L’accent est désormais mis sur le processus d’affaires qui traverse les frontières entre les départements. Chacune de ses activités est déterminée par une relation interne client-fournisseur et le processus est soutenu par le traitement de l’information au sein de l’entreprise, entre les entreprises et au-delà de leurs frontières organisationnelles. Cela suppose de définir précisément les différentes étapes et caractéristiques du processus au sens décrit précédemment.

Une planification organisationnelle axée sur les processus permet également de s’affranchir de la prise en compte systématique des hiérarchies. Un «responsable de processus» assume une responsabilité fonctionnelle, sans nécessairement exercer de responsabilité hiérarchique sur le personnel. Il doit toutefois veiller à ce que les personnes participant au processus se considèrent comme une équipe engagée dans une collaboration commune et à ce que la recherche d’une plus grande efficacité ne fasse pas perdre de vue l’atteinte des objectifs supérieurs. Le contrôleur de gestion peut y contribuer en apportant son expertise à ce travail de planification.

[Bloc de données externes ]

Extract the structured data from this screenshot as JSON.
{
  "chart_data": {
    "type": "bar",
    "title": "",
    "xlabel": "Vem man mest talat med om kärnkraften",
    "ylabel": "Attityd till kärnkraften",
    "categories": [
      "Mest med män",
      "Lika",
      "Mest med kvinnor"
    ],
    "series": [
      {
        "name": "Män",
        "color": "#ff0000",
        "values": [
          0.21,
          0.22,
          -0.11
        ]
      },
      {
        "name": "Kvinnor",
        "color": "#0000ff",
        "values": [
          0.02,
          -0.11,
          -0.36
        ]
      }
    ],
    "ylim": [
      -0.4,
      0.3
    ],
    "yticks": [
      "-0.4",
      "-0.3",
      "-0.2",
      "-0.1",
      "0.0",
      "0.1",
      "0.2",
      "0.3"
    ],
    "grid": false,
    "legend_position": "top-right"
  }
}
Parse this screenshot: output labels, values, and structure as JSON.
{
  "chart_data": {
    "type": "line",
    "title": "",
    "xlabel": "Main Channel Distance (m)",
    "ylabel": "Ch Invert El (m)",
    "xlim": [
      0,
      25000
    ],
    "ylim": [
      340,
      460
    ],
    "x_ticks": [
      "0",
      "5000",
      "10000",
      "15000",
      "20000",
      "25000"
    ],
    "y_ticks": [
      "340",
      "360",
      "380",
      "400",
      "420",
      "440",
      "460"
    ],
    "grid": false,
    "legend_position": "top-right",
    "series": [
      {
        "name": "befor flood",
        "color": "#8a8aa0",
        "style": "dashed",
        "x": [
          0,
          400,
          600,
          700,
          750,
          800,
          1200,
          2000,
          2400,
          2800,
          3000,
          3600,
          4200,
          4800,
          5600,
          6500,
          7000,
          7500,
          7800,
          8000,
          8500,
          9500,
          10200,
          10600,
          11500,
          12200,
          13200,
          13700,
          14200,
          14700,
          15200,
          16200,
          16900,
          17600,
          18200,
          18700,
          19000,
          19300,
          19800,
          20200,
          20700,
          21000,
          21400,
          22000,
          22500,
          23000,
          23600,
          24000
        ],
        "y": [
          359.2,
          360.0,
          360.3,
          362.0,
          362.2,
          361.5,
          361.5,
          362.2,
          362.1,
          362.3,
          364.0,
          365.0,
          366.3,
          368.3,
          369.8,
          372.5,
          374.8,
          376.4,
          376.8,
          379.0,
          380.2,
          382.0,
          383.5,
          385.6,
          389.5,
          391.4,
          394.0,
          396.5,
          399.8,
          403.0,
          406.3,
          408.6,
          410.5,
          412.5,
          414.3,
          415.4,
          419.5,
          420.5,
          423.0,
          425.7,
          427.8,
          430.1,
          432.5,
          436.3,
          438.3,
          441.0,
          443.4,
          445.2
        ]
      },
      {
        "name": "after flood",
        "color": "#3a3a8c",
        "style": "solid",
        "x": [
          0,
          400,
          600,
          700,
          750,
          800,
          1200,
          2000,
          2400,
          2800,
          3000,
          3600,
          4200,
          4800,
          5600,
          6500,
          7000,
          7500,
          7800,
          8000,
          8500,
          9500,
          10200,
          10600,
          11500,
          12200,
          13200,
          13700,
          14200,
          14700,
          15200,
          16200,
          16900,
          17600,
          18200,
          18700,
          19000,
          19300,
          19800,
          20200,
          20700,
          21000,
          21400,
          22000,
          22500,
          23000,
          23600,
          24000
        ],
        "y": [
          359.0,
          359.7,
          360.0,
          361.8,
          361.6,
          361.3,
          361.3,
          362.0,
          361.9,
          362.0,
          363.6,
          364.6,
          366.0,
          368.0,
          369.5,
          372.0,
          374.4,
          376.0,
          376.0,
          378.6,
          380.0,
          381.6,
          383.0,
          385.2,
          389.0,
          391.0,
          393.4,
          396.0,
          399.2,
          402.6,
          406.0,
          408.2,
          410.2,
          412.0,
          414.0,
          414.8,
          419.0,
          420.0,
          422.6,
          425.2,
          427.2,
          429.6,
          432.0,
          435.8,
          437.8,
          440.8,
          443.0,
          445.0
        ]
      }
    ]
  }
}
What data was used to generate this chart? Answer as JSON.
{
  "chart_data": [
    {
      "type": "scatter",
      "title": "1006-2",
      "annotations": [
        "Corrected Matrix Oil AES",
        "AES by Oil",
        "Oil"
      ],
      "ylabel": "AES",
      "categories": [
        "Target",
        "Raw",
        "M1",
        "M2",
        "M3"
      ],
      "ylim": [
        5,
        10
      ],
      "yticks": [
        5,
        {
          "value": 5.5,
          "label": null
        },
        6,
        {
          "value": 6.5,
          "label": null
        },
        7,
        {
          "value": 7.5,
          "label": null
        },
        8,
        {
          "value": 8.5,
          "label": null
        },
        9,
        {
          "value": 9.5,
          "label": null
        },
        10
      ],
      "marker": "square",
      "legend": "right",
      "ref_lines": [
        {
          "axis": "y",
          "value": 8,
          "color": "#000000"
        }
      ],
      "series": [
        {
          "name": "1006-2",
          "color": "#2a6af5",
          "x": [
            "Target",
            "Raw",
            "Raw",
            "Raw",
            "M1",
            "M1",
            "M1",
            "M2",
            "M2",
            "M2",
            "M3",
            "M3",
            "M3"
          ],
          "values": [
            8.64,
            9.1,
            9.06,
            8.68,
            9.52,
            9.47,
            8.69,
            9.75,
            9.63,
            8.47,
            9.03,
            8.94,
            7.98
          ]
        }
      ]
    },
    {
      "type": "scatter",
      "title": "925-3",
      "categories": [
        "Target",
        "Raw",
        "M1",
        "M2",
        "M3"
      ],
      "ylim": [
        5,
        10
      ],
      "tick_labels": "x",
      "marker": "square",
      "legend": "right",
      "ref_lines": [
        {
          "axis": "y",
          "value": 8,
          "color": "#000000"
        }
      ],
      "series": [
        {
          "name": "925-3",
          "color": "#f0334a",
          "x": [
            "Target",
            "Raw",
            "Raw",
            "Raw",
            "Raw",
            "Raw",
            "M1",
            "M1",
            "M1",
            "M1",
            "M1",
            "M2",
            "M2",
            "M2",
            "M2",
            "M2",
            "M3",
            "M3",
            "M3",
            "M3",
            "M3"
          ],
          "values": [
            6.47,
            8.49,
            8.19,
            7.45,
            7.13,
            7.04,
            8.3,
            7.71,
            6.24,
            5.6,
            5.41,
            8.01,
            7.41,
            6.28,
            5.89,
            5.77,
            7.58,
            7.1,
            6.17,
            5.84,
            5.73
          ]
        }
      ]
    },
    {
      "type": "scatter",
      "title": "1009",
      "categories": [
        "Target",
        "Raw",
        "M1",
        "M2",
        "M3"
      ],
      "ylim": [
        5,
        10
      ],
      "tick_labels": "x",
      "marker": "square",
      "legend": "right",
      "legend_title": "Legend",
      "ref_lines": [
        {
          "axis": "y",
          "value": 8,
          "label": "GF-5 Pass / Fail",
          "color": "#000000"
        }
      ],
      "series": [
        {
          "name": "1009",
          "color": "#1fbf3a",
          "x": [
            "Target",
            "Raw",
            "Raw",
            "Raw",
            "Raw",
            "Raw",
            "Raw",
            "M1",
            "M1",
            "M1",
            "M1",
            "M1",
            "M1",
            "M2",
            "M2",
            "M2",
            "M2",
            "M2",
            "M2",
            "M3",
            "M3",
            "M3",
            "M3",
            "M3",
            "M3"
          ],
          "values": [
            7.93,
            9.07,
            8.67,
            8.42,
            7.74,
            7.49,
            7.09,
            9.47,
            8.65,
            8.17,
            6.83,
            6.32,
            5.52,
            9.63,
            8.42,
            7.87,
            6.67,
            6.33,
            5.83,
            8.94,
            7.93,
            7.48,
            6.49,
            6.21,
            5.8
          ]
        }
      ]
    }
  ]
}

L’optimisation des coûts et de l’efficacité des fonctions de l’entreprise, de leur organisation et de leurs processus d’affaires ne constitue généralement pas une mesure à court terme. L’horizon à retenir pour ces planifications dépend de la branche, mais également de la position de l’entreprise sur ses marchés et de son stade dans le cycle de vie.

FAQ: Chaine de valeur

Quelle est la différence entre la planification stratégique et la planification opérationnelle dans la chaine de valeur ?

La planification stratégique couvre un horizon de 5 à 12 ans et définit les orientations fondamentales de l'entreprise, comme la répartition des tâches et les relations avec le marché. La planification opérationnelle, quant à elle, concerne les décisions à court terme (jusqu'à un an) et les processus courants nécessaires à l'exécution quotidienne.

Comment déterminer si une activité doit être externalisée ?

Une activité doit être externalisée si elle ne constitue pas une compétence clé pour l'entreprise et si un prestataire externe peut la réaliser plus efficacement ou à moindre coût. En revanche, les activités qui génèrent un avantage concurrentiel durable doivent rester sous contrôle interne.

Quel rôle joue l'intelligence artificielle dans la gestion de la chaine de valeur ?

L'IA permet d'analyser de vastes volumes de données en temps réel pour anticiper les tendances du marché, optimiser les stocks (réapprovisionnement prédictif) et réduire le gaspillage. Elle facilite ainsi une coordination plus précise entre la production, la logistique et les ventes.

Pourquoi l'analyse des interfaces entre les fonctions est-elle cruciale ?

Les interfaces entre les fonctions (comme entre la vente et la production) sont souvent sources de conflits ou d'inefficacités. Une bonne coordination de ces points de contact permet d'aligner les objectifs contradictoires (par exemple, variété des produits vs efficacité de production) et de fluidifier les flux de marchandises et d'informations.

Comment intégrer la durabilité dans la planification de la chaine de valeur ?

La durabilité doit être analysée sous l'angle de la contribution de chaque fonction à la décarbonation et au respect des normes ESG. Cela implique d'optimiser les processus pour réduire les déchets, d'analyser l'impact environnemental des fournisseurs et d'aligner les objectifs de coûts avec les impératifs écologiques.